The Musée d’Orsay is devoting an exhibition to the famous Norwegian painter Edvard Munch, whose work in its breadth nevertheless remains partly unknown.

Many variations of the same motif
Edvard Munch ‘s work occupies a pivotal place in artistic modernity. It has its roots in the 19th century to fully fit into the next. Moreover, his entire work is innervated by a singular vision of the world conferring on it a powerful symbolist dimension which cannot be reduced to the few masterpieces he created in the 1890s. century, Munch transcends this movement beyond its peak to make it the backbone of his work, thus giving it great coherence. Munch’s singular creative process leads him to create many variations of the same motif, but also several versions of the same subject. Eminently symbolist, the notion of cycle thus played a key role in Munch’s thought and art. It intervenes at several levels in his work until it comes into play in the very construction of his canvases, where certain motifs recur on a regular basis.

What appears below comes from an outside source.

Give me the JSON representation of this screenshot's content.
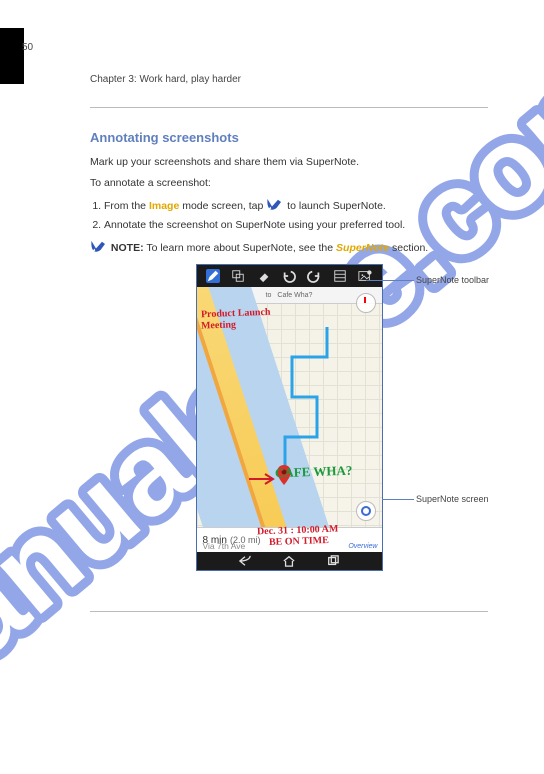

Inspired by the vitalist philosophies
For Munch, humanity and nature are united in the cycle of life, death and rebirth. In this context, he developed an original iconography, largely inspired by the vitalist philosophies of Friedrich Nietzsche and Henri Bergson. Munch himself underlined this when speaking of his Frieze of Life: “these canvases, it is true relatively difficult to understand, will […] be easier to grasp if they are integrated into a whole. » The exhibition will present a hundred works, paintings, but also drawings, prints or even engraved blocks, reflecting the diversity of his practice. This large-scale presentation, with a retrospective dimension, will embrace the entire career of the artist. It will invite the visitor to review the work of the Norwegian painter as a whole by following the thread of an always inventive pictorial thought: a work that is both fundamentally coherent, even obsessive, and at the same time constantly renewed.